Designing regions may be a close second but nothing kept me entertained as much as creating custom classes, monsters, and NPCs. Several prefabricated designs exist for those who are less excited about customizing their mobs and just want to get to business, but for the rest of us, there’s a rather barebones editor that allows creating models of entities such as the goblins, water nymphs, and giant scorpions that I made on my own. Although I was frequently disappointed by the very limited selection of parts, I still kept going back for more and never got tired of creating monsters that fit the theme of their spawn locations, even if it only really mattered in my head. Classes, monsters, and NPCs (quest givers and guards) all use the same editor, though each type has its own attributes and functions. By the time that I’d opened up my fourth level region, I had replaced the default classes with raiders, armsman, shamans, and goblin rogues, and goblins, ogres, zombies, drakes, water nymphs, and even an awkward-looking snake-like creature that I probably wouldn’t have signed off on had real people been playing my game.
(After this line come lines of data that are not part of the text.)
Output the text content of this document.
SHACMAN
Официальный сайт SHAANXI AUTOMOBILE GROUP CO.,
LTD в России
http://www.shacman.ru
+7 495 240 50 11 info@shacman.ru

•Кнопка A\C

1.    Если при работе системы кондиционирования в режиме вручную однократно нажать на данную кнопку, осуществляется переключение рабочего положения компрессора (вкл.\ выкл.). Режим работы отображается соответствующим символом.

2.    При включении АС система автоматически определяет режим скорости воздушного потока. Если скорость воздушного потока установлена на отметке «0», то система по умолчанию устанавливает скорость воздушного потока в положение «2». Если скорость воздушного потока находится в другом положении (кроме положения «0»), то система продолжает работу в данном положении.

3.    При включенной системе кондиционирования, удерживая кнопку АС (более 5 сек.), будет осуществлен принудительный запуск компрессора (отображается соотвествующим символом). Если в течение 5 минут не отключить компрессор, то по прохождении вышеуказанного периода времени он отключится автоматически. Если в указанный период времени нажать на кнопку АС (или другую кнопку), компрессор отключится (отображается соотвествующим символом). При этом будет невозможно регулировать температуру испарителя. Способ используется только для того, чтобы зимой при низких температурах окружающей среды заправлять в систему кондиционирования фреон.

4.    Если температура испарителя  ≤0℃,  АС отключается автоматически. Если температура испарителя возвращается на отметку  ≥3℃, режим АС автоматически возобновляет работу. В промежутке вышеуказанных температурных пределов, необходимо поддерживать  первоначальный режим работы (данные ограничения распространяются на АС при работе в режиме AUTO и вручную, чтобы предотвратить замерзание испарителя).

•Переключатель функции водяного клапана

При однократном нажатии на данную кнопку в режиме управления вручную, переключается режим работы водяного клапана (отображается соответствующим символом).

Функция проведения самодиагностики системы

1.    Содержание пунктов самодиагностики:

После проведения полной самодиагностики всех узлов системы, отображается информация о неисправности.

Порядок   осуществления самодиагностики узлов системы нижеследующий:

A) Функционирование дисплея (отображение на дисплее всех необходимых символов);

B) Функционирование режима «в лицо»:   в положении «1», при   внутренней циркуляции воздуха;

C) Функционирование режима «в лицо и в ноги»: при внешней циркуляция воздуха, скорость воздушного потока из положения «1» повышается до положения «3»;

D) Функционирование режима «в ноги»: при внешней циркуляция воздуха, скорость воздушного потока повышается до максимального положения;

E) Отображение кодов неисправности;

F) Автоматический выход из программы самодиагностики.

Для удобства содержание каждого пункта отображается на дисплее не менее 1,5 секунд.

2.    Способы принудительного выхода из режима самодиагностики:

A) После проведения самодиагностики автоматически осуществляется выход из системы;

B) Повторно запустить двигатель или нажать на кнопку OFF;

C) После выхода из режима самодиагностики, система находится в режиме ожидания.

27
I also jumped on the opportunity to create a powerful goblin chieftain as an epic monster that quest givers could direct players to slay. He wasn’t particularly strong, but all in all, it was a good time seeing such creations come to life.
MMORPG Tycoon 2 has the potential to be an absolutely amazing simulator if it receives a significant amount of content and plenty of quality of life improvements. The skeleton that already exists is solid and the developers seem to be listening to their player base and update the game frequently, so the future is looking bright on that end. That said, the current price is significantly higher than the actual value of the title currently and I would recommend a ‘wait and see’ approach unless the concept has already sold you on it and you want to support VectorStorm in their endeavour. If all goes well, we may very well be seeing the beginnings of a title that is spoken of for years to come.